Mike Seeger and Peggy Seeger

Mike Seeger and Peggy Seeger

Artist, Contributor

b. 15 August 1933, New York City, New York, USA. Seeger is the son of well-known musicologist Charles Seeger, and Ruth Crawford Seeger, composer and author. From his youngest days he was surrounded by traditional music, and learned to play the autoharp at the age of 12. A few years later, he started to play guitar, mandolin, fiddle, dulcimer, mouth harp, and dobro. Together with his sister Peggy Seeger, he played with local square dance bands in the Washington area. His first involvement with country music came about while serving ‘time’ for conscientious objection, working in a hospital, when he teamed up with Hazel Dickens and Bob Baker.

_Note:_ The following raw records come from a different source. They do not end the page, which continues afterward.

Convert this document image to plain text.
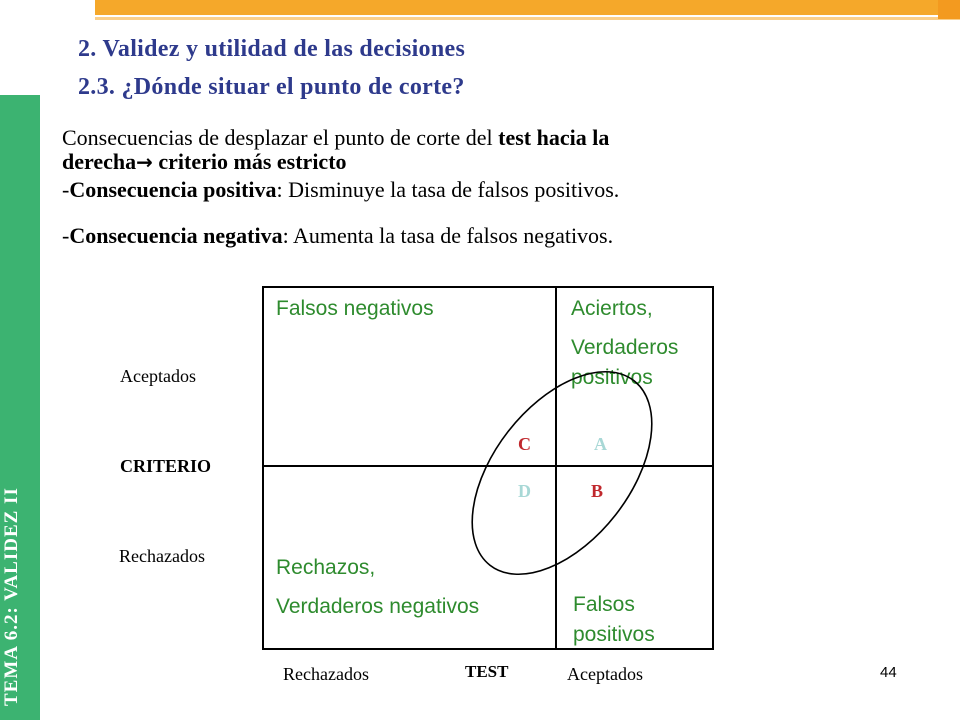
TEMA 6.2: VALIDEZ II
2. Validez y utilidad de las decisiones
2.3. ¿Dónde situar el punto de corte?
Consecuencias de desplazar el punto de corte del test hacia la
derecha→ criterio más estricto
-Consecuencia positiva: Disminuye la tasa de falsos positivos.
-Consecuencia negativa: Aumenta la tasa de falsos negativos.
Falsos negativos	Aciertos,
Verdaderos positivos
Rechazos,
Verdaderos negativos	Falsos positivos
C	A
D	B
Aceptados
CRITERIO
Rechazados
Rechazados	TEST	Aceptados	44
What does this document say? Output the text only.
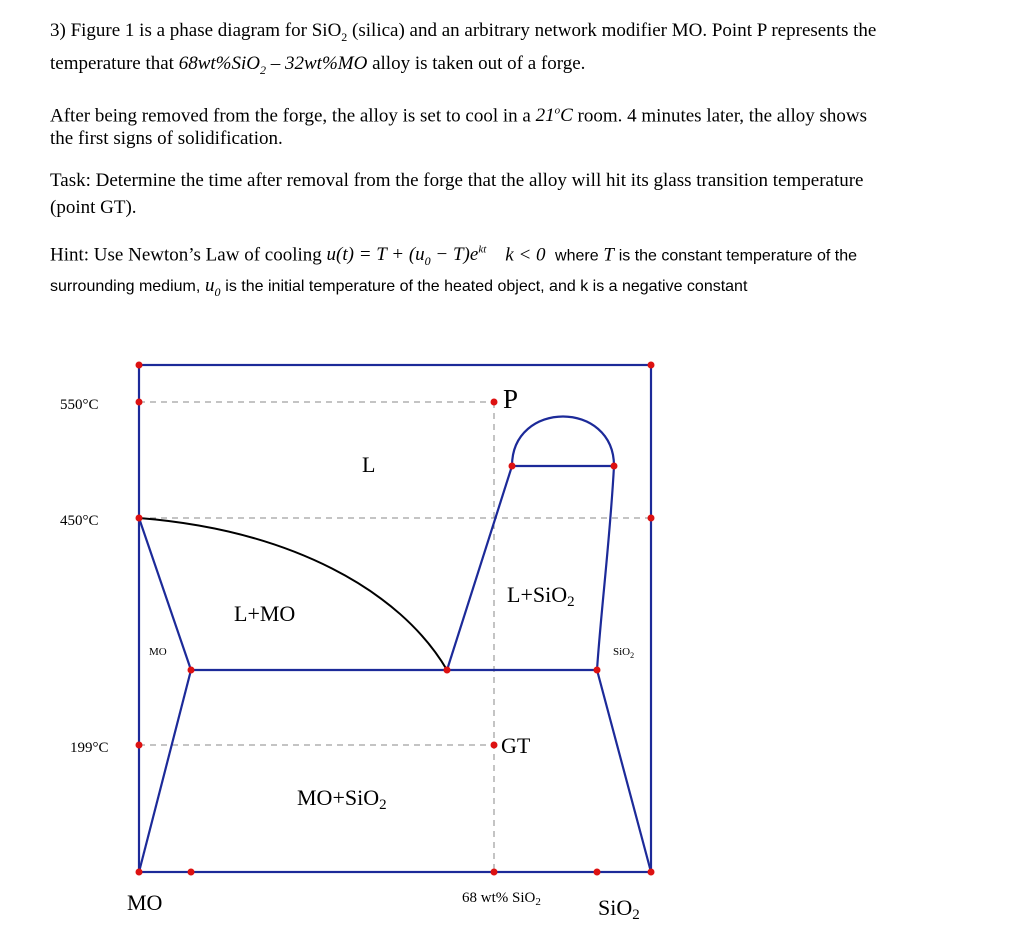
3) Figure 1 is a phase diagram for SiO$_2$ (silica) and an arbitrary network modifier MO. Point P represents the

temperature that 68wt%SiO$_2$ – 32wt%MO alloy is taken out of a forge.

After being removed from the forge, the alloy is set to cool in a 21$^o$C room. 4 minutes later, the alloy shows

the first signs of solidification.

Task: Determine the time after removal from the forge that the alloy will hit its glass transition temperature

(point GT).

Hint: Use Newton’s Law of cooling $u(t) = T + (u_0 - T)e^{kt}$ k < 0 where T is the constant temperature of the

surrounding medium, $u_0$ is the initial temperature of the heated object, and k is a negative constant

550°C
450°C
199°C
P
GT
L
L+MO
L+SiO2
MO+SiO2
MO	SiO$_2$
MO	68 wt% SiO$_2$	SiO2
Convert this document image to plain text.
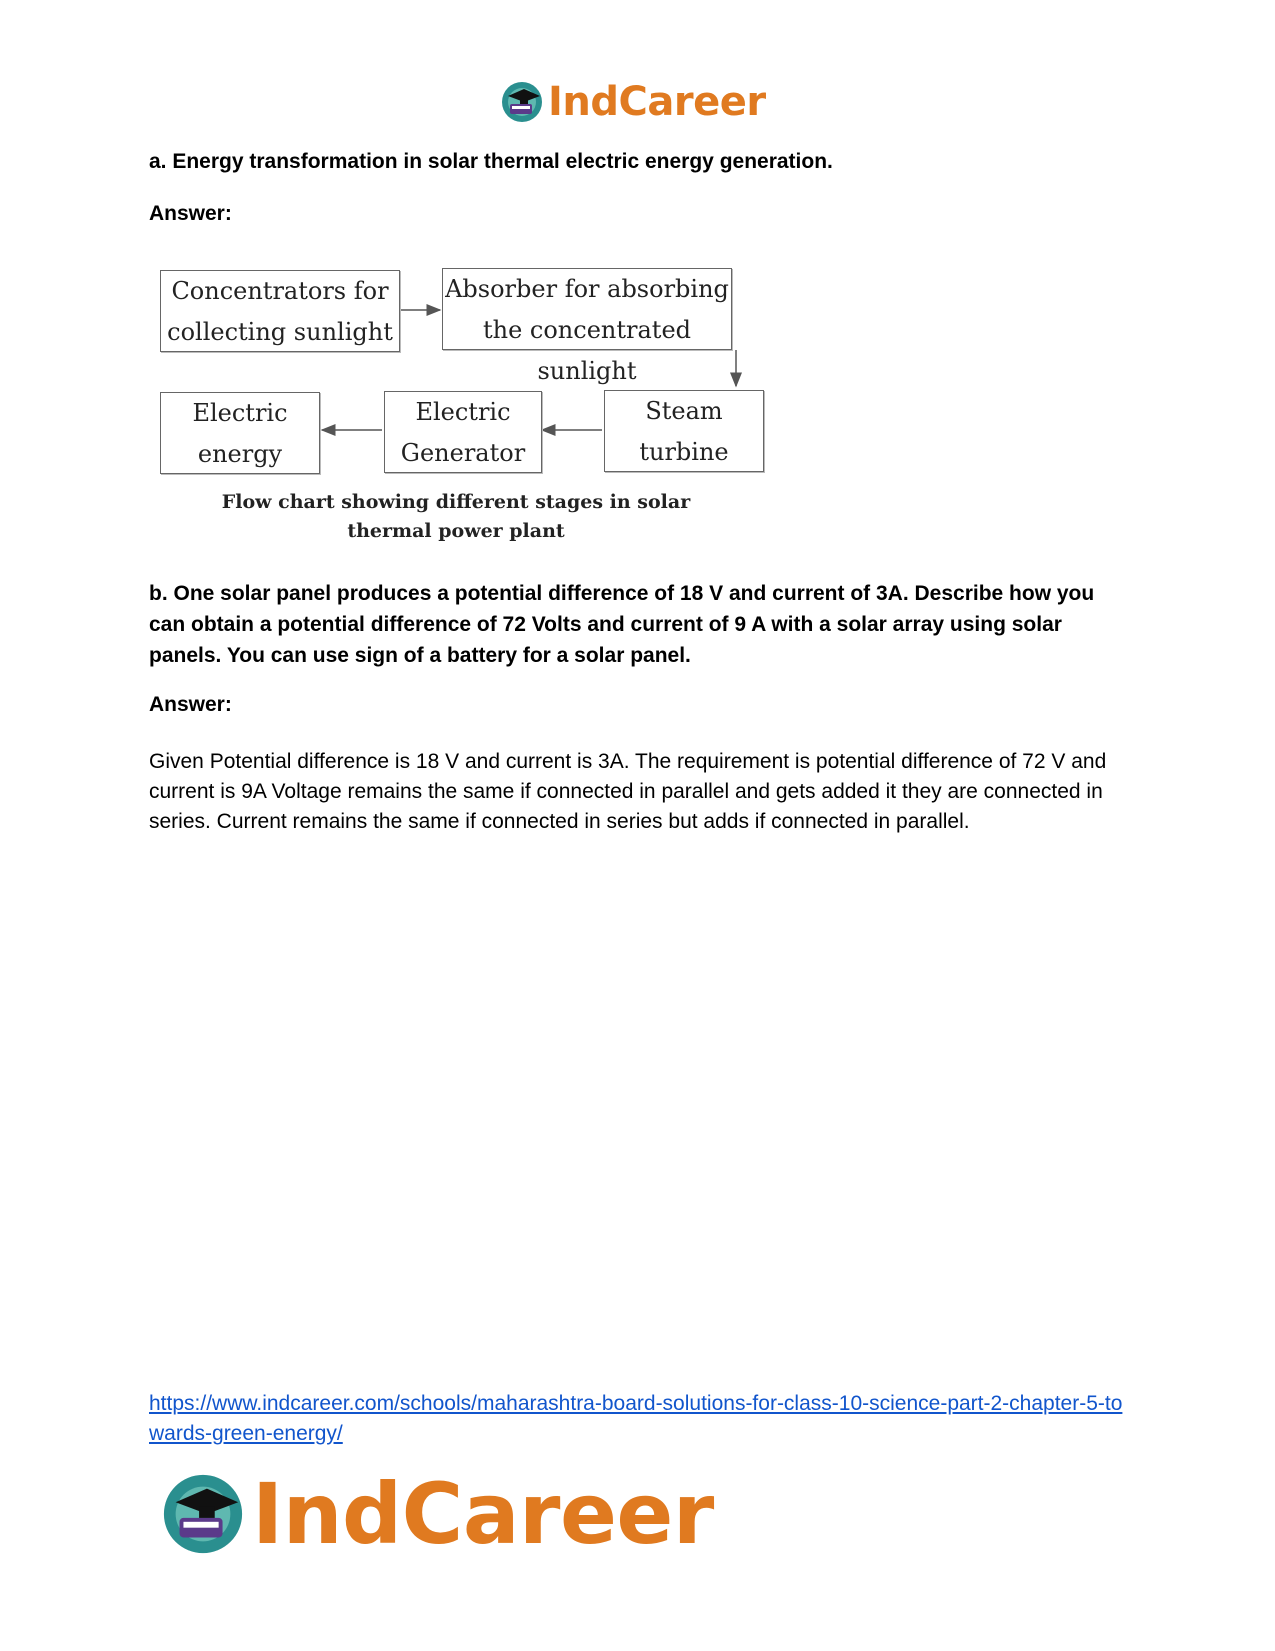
IndCareer

a. Energy transformation in solar thermal electric energy generation.

Answer:

Concentrators for
collecting sunlight
Absorber for absorbing
the concentrated sunlight
Steam
turbine
Electric
Generator
Electric
energy
Flow chart showing different stages in solar
thermal power plant

b. One solar panel produces a potential difference of 18 V and current of 3A. Describe how you can obtain a potential difference of 72 Volts and current of 9 A with a solar array using solar panels. You can use sign of a battery for a solar panel.

Answer:

Given Potential difference is 18 V and current is 3A. The requirement is potential difference of 72 V and current is 9A Voltage remains the same if connected in parallel and gets added it they are connected in series. Current remains the same if connected in series but adds if connected in parallel.

https://www.indcareer.com/schools/maharashtra-board-solutions-for-class-10-science-part-2-chapter-5-towards-green-energy/
IndCareer
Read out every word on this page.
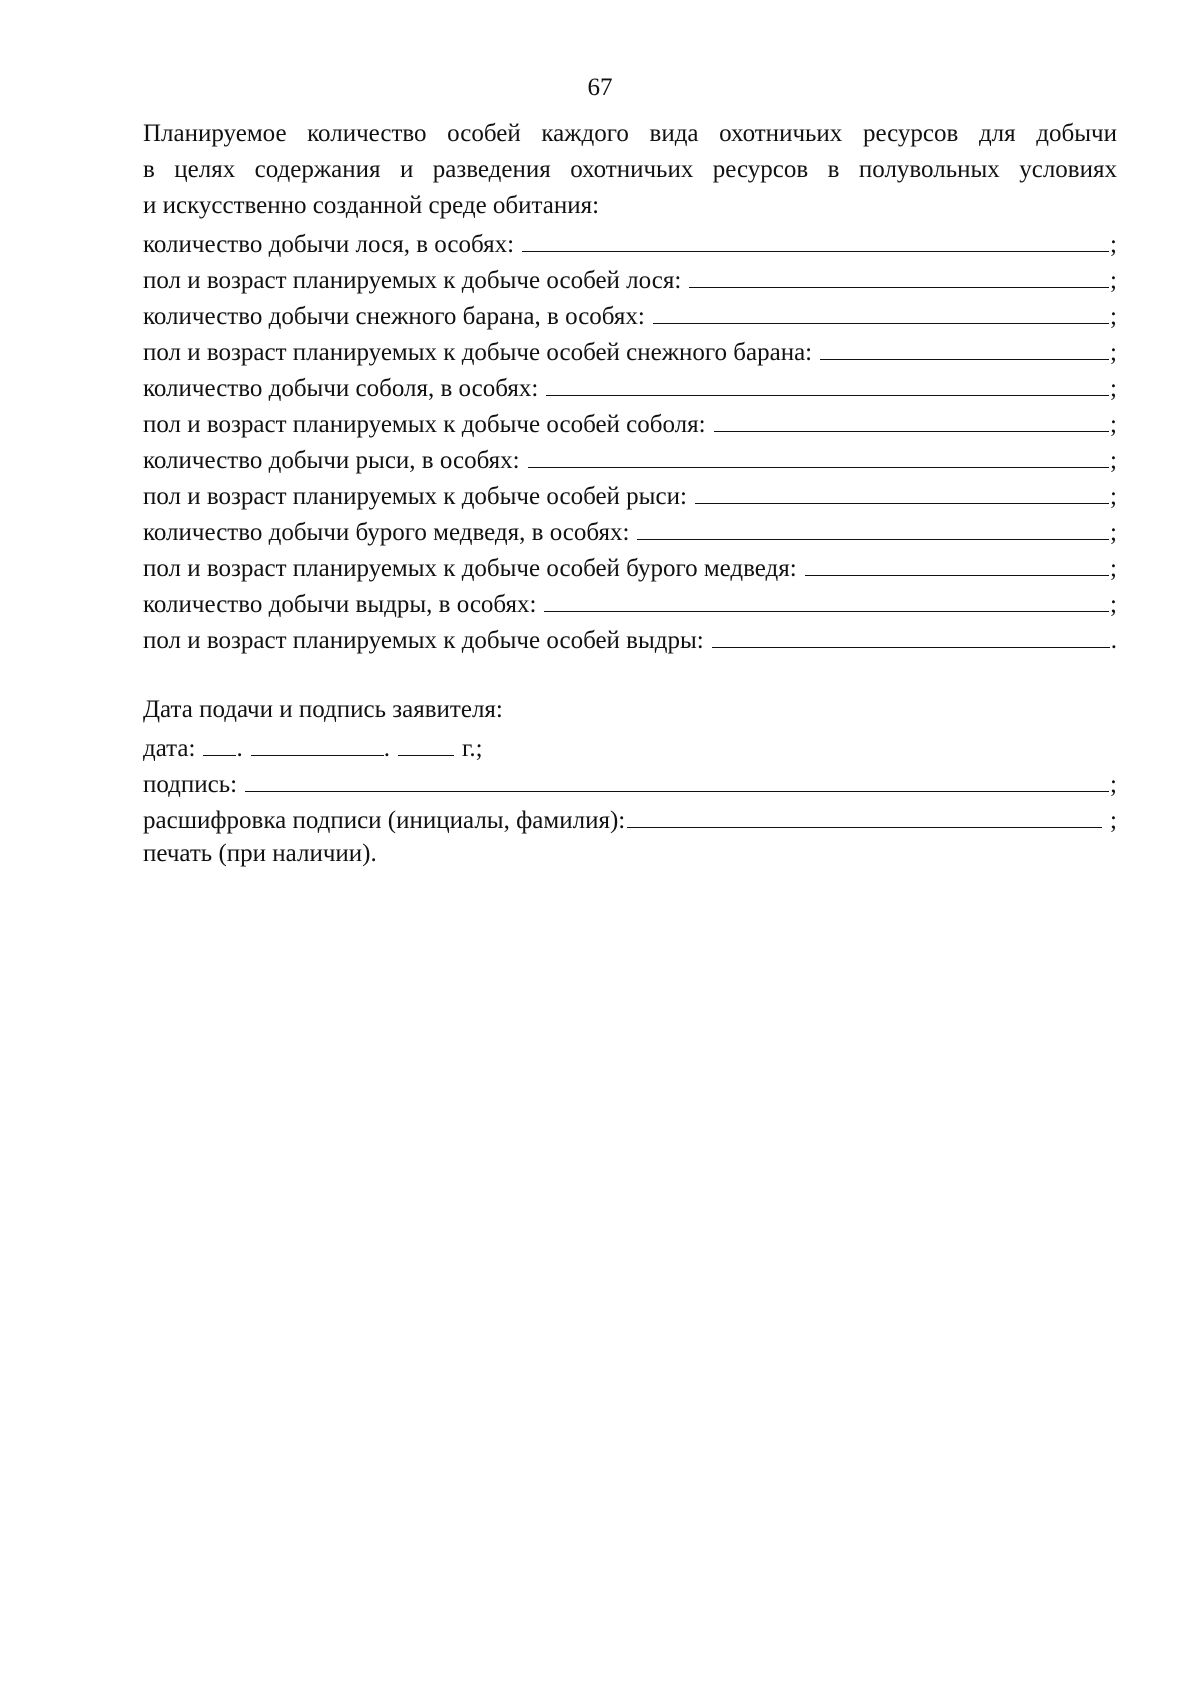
67
Планируемое количество особей каждого вида охотничьих ресурсов для добычи
в целях содержания и разведения охотничьих ресурсов в полувольных условиях
и искусственно созданной среде обитания:
количество добычи лося, в особях:	;
пол и возраст планируемых к добыче особей лося:	;
количество добычи снежного барана, в особях:	;
пол и возраст планируемых к добыче особей снежного барана:	;
количество добычи соболя, в особях:	;
пол и возраст планируемых к добыче особей соболя:	;
количество добычи рыси, в особях:	;
пол и возраст планируемых к добыче особей рыси:	;
количество добычи бурого медведя, в особях:	;
пол и возраст планируемых к добыче особей бурого медведя:	;
количество добычи выдры, в особях:	;
пол и возраст планируемых к добыче особей выдры:	.
Дата подачи и подпись заявителя:
дата: .	.	г.;
подпись:	;
расшифровка подписи (инициалы, фамилия):	;
печать (при наличии).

Seeger formed the New Lost City Ramblers in 1958, with John Cohen and Tom Paley. That year, Seeger won the Galax Old Time Fiddlers Convention in Virginia for banjo work. It was during the late 50s that Seeger started the first of his many recordings of other singers, including Elizabeth ‘Libba’ Cotten, and Dock Boggs. Following changes in the personnel of the New Lost City Ramblers, Seeger worked a great deal more in a solo capacity, but still recorded with the group for the Folkways Records label. Seeger was involved with the Newport Folk Festival in Rhode Island, and was a director of the Smithsonian Folklife Company from 1970. He helped form the Strange Creek Singers with Alice Gerrard, Lamar Grier, Dickens and Tracy Schwarz. On 16 August 1970 he married Gerrard, but they were later divorced.

Seeger has recorded numerous albums as a solo artist or with his sister, and has continued to perform at festivals throughout the world. His earlier work as a collector has also helped to keep alive a great deal of southern traditional music.